Hui-Mei avait toujours su que venir sur cette cité lui offrirait un nombre important de patients mais elle n'avait jamais pensé que la situation sur Atlantis était telle que ça frôlerait 95% de la population. Et certains étaient plus touchés que d'autres. Il fallait dire que la direction étant entre les mains d'Erika, cela ne pouvait qu'empirer. Cette blonde n'était pas faite pour diriger. Elle confondait Atlantis et Guantanamo. Résultat, le cabinet de la psychiatre ne désemplissait pas et elle savait que son temps libre était désormais plus que restreint. A ce rythme là, elle devait songer à faire consulter même la nuit. Quoique non, ne jamais suggérer cette idée, certains seraient plus que preneurs et il n'est pas sûr que son mari, lui, soit d'accord avec ça. Elle venait donc de terminer une séance avec une technicienne qui était traumatisée par le dirigeant Andrew au point d'en faire des cauchemars et Hui-Mei avait dû prévoir une dizaine de séances en voyant que cette jeune femme fragile, risquait la dépression. Elle devait faire une pause avec le patient suivant mais elle reçut un message du colonel Sheppard demandant un rendez-vous en urgence. Connaissant son cas, elle ne pouvait absolument pas se permettre de refuser. Le patient suivant décommanda pour partir en mission et elle se retrouvait avec une tranche horaire de libre. Tant pis, elle décalera sa pause et accepta de prendre Sheppard dès qu'il le pouvait. Le temps qu'il arrive, elle en profita pour faire le point sur son dossier puis pour terminer le rapport sur la patiente précédente. Elle regarda son bureau, heureusement qu'il était prévu qu'elle en récupère un plus grand car au vu du nombre de patients, ce bureau là finirait en salle d'archivage annexe. Elle nettoya une dernière fois la pièe afin de ne laisser aucun passage de la patiente précédente, qui la ruinait en kleenex, et retourna à son bureau. Il fallu peu de temps avant qu'elle n'entende Sheppard lui demander la permission d'entrer.

"Bien sûr, je vous attendais."

Elle se leva, lui serra la main et lui indiqua la place.
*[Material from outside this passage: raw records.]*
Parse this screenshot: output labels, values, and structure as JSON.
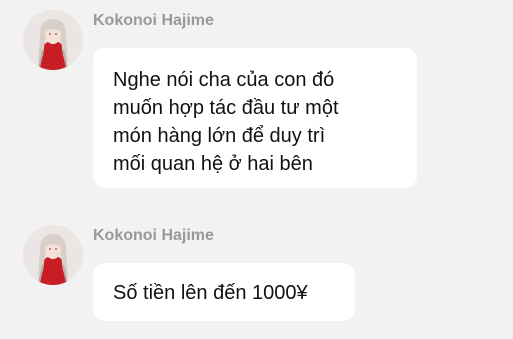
{
  "messages": [
    {
      "sender": "Kokonoi Hajime",
      "lines": [
        "Nghe nói cha của con đó",
        "muốn hợp tác đầu tư một",
        "món hàng lớn để duy trì",
        "mối quan hệ ở hai bên"
      ]
    },
    {
      "sender": "Kokonoi Hajime",
      "lines": [
        "Số tiền lên đến 1000¥"
      ]
    }
  ],
  "colors": {
    "background": "#f2f2f2",
    "bubble": "#ffffff",
    "sender_name": "#999999",
    "text": "#111111"
  },
  "avatar_icon": "character-portrait-icon"
}
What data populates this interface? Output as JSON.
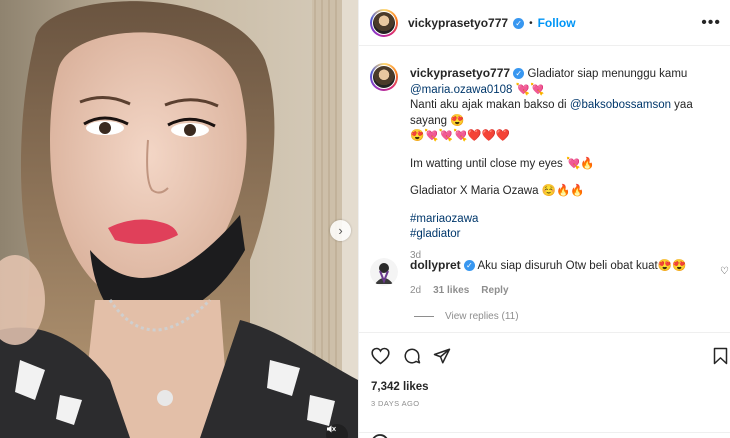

" Installez-vous, je vous prie."

Le voyant se diriger vers le canapé, elle referma la porte et se dirigea vers son fauteuil situé dans un coin. Elle était prête pour la thérapie. Le pilote la remercia de l'avoir pris en urgence. Elle lui fit un sourire et parla sur son habituel ton calme et posé.

" Il n'y a aucun problème. Je songeais à vous accepter entre deux patients mais sachez que le patient suivant vient de décommander. Vous avez donc tout votre temps."

Elle s'installa dans son fauteuil en indiquant de nouveau le canapé, John semblant vouloir rester comme figé.

" Expliquez donc moi la raison de ce rendez vous en urgence. Que s'est-il donc passé récemment pour que vous soyez à un tel niveau d'inquiétude?"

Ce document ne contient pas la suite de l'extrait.